O projeto havia sido aprovado inicialmente em outubro de 2024, dentro do Plano de Negócios 2026-2030 da companhia. A decisão de retomar a construção faz parte da estratégia da Petrobras de voltar ao segmento de fertilizantes, movimento iniciado em 2023. A paralisação das obras em 2015 ocorreu em um contexto de crise financeira e mudanças na estratégia da estatal, que na época priorizou investimentos em exploração de petróleo.
O que a fábrica vai produzir
A unidade terá capacidade para produzir aproximadamente 3.600 toneladas de ureia por dia e 2.200 toneladas de amônia diárias. Para entender esses números: a ureia é um fertilizante nitrogenado (ou seja, rico em nitrogênio, nutriente essencial para o crescimento das plantas) muito usado na agricultura brasileira. Já a amônia é a matéria-prima para fabricar a ureia e outros produtos químicos. Do total de amônia produzida, 180 toneladas diárias serão excedentes e poderão ser vendidas para outras indústrias.
Segundo a Agência Brasil, a produção será destinada principalmente aos estados de Mato Grosso, Mato Grosso do Sul, Goiás, Paraná e São Paulo — os maiores produtores agropecuários do país. A ureia é o fertilizante nitrogenado mais consumido no Brasil, com demanda nacional de cerca de 8 milhões de toneladas por ano. O produto é aplicado em plantações de milho, cana-de-açúcar, café, trigo e algodão, além de servir como suplemento alimentar para gado e outros ruminantes.
Por que o Brasil precisa produzir fertilizantes
O Brasil é um dos maiores produtores agrícolas do mundo, mas depende fortemente da importação de fertilizantes. Segundo dados públicos, o país importa cerca de 85% dos fertilizantes que consome — uma vulnerabilidade estratégica que ficou evidente durante a pandemia e a guerra na Ucrânia, quando os preços internacionais dispararam e houve risco de desabastecimento.

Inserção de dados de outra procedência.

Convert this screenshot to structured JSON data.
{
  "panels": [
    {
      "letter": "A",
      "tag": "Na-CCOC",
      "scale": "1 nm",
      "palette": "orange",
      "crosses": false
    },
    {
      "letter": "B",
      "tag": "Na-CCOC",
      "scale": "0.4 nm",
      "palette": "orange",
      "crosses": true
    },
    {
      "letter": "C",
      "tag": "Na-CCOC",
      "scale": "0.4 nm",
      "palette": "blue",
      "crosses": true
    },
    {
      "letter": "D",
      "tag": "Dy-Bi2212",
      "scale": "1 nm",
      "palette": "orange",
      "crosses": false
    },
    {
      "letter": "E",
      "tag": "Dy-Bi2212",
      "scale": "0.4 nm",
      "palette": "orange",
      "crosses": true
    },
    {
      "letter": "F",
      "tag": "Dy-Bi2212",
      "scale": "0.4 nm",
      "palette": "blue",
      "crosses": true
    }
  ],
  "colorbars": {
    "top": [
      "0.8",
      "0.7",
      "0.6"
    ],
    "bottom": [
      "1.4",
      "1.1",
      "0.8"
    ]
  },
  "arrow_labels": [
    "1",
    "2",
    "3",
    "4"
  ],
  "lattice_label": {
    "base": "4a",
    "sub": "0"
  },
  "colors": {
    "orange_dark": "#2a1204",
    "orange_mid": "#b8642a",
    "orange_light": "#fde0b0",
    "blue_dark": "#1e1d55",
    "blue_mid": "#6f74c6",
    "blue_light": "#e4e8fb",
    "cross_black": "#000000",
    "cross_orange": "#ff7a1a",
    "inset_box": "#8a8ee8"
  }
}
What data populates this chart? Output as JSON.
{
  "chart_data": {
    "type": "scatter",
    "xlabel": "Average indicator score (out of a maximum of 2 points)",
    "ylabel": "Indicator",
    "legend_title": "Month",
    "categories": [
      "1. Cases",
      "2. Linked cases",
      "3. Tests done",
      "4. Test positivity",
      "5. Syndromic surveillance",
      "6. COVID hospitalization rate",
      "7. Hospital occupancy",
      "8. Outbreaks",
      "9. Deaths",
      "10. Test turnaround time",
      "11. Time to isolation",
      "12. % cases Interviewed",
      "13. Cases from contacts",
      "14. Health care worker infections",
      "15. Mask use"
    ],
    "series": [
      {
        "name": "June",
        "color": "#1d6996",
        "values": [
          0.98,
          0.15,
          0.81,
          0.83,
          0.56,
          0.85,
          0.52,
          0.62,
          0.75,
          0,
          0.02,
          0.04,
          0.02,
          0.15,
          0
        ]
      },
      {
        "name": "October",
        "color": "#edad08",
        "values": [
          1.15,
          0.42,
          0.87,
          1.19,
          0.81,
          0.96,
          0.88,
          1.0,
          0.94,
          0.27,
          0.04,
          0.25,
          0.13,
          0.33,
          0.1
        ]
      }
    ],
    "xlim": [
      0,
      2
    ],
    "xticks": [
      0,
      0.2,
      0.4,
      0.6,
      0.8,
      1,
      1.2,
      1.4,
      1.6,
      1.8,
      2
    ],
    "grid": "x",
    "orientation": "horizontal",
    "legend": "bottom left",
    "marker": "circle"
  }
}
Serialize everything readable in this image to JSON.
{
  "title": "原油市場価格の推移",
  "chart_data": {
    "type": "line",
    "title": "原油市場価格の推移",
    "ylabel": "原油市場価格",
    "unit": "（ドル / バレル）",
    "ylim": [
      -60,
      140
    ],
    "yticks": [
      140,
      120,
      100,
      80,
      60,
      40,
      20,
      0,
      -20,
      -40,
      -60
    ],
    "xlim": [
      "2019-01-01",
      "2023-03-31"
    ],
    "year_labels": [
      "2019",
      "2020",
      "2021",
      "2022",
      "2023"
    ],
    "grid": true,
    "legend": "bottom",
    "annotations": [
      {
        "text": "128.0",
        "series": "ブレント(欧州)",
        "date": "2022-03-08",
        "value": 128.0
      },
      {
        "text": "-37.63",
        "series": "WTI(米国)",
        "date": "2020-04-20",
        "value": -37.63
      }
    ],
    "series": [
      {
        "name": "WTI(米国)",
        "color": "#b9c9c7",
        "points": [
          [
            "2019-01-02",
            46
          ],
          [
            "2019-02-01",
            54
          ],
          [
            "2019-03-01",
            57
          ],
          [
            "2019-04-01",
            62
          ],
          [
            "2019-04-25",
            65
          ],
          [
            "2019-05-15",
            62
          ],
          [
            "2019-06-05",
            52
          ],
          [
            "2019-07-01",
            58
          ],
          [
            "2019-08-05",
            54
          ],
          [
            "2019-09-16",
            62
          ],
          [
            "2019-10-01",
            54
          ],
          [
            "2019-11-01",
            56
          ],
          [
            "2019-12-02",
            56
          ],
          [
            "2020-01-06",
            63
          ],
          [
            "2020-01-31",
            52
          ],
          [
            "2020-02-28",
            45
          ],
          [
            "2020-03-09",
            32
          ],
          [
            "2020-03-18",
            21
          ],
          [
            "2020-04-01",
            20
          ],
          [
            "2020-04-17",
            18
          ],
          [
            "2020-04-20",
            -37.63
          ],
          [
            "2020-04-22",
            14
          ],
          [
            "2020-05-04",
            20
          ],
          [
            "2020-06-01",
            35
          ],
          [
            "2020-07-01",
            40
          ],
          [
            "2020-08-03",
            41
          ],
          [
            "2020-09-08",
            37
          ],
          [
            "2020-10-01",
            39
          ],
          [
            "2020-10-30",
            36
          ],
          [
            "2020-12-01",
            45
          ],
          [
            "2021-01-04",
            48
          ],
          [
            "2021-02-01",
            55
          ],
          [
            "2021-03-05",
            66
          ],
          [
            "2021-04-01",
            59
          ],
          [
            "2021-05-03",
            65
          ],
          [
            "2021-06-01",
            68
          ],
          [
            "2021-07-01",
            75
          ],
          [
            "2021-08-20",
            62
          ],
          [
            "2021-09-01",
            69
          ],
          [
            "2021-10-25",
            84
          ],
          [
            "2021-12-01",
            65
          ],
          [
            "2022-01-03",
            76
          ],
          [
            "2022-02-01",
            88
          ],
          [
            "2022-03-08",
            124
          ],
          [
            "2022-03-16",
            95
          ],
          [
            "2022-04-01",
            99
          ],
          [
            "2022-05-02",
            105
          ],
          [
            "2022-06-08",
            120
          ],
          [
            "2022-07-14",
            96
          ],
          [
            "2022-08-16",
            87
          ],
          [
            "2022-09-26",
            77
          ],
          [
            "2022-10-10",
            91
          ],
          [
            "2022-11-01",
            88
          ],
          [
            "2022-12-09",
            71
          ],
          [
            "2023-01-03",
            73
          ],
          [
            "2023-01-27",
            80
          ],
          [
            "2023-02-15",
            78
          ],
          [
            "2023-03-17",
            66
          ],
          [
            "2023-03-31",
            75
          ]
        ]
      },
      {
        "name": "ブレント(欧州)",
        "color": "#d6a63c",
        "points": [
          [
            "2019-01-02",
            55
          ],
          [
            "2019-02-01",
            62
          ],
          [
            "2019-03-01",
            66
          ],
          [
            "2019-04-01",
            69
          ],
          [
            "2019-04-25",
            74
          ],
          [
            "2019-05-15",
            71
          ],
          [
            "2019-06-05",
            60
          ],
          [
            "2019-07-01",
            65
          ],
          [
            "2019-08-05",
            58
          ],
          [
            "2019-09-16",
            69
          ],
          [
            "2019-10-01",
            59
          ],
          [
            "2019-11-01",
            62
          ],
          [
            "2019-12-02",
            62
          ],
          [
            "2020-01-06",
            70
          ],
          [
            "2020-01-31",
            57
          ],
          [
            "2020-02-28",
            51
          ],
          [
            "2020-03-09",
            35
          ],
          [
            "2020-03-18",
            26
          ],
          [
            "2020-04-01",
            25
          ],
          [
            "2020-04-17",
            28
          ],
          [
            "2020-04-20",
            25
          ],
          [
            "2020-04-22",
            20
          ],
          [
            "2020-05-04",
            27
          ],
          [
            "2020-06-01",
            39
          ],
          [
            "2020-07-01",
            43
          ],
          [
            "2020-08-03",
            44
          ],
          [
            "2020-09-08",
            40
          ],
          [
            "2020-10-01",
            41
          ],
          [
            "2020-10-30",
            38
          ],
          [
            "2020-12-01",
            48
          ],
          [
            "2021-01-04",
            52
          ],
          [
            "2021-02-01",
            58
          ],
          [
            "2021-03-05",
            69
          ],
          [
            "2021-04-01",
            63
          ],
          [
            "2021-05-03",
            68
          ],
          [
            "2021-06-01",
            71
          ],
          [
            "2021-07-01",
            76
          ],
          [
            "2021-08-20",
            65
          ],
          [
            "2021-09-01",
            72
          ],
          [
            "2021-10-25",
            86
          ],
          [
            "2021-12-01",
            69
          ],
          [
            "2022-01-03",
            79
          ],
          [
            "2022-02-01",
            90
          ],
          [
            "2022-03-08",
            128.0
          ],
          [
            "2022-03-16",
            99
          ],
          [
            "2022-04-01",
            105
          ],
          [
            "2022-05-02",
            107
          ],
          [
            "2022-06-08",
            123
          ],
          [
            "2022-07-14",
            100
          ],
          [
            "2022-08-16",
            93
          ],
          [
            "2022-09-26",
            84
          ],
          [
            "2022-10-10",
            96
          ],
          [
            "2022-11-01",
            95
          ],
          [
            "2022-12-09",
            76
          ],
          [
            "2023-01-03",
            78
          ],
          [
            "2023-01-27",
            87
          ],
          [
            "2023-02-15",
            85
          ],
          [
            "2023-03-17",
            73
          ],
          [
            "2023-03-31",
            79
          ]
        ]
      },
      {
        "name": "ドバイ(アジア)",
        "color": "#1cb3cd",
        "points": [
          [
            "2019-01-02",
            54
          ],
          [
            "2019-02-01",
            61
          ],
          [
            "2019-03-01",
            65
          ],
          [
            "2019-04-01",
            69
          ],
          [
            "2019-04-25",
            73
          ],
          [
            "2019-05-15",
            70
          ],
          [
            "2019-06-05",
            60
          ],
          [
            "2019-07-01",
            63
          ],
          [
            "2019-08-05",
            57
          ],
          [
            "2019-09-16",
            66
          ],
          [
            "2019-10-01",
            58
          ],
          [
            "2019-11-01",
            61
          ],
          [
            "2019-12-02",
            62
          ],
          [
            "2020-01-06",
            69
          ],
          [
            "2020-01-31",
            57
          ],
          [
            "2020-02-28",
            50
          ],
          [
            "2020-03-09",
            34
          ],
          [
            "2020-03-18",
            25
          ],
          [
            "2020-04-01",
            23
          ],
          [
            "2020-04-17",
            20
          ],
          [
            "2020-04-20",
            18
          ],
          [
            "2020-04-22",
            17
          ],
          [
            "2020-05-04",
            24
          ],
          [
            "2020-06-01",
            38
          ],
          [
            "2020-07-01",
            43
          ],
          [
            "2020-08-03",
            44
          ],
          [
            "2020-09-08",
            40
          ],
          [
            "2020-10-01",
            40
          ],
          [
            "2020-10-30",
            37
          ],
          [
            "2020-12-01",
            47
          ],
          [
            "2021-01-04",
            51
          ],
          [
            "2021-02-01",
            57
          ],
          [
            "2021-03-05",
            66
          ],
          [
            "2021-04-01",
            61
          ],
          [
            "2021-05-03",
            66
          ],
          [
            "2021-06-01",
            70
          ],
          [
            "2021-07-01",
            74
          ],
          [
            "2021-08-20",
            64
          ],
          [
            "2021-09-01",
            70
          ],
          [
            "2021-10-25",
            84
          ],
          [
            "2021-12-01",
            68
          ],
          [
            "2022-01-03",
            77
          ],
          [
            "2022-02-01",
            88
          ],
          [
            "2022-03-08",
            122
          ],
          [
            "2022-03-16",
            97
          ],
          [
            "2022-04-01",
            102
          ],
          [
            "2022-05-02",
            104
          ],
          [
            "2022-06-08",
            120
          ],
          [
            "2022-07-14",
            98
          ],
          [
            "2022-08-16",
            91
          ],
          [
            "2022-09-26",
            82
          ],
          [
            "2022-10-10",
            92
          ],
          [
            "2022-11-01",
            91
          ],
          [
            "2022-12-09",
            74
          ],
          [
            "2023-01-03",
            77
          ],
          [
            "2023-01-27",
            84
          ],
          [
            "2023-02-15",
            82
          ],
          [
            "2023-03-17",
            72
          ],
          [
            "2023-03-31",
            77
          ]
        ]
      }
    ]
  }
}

A título de comparação, a Rússia e a China, grandes concorrentes do Brasil no agronegócio, são praticamente autossuficientes na produção de fertilizantes.
Com a nova unidade em operação, a Petrobras espera reduzir essa dependência externa e oferecer um produto mais competitivo para o mercado interno. A localização estratégica em Três Lagoas, próxima às principais regiões produtoras, também deve reduzir custos de transporte — um fator importante em um país de dimensões continentais como o Brasil.
📊 Número do Dia
85% — Percentual de fertilizantes importados pelo Brasil, evidenciando a dependência externa do agronegócio nacional
Por que isso importa
Para o agronegócio brasileiro, a nova fábrica representa maior segurança no abastecimento de fertilizantes e potencial redução de custos, já que a produção local elimina riscos cambiais e logísticos da importação. Para o cidadão, significa alimentos potencialmente mais baratos, já que fertilizantes representam até 40% do custo de produção agrícola. Para o investidor, sinaliza que a Petrobras está diversificando seu portfólio além do petróleo, buscando agregar valor em setores estratégicos para a economia brasileira.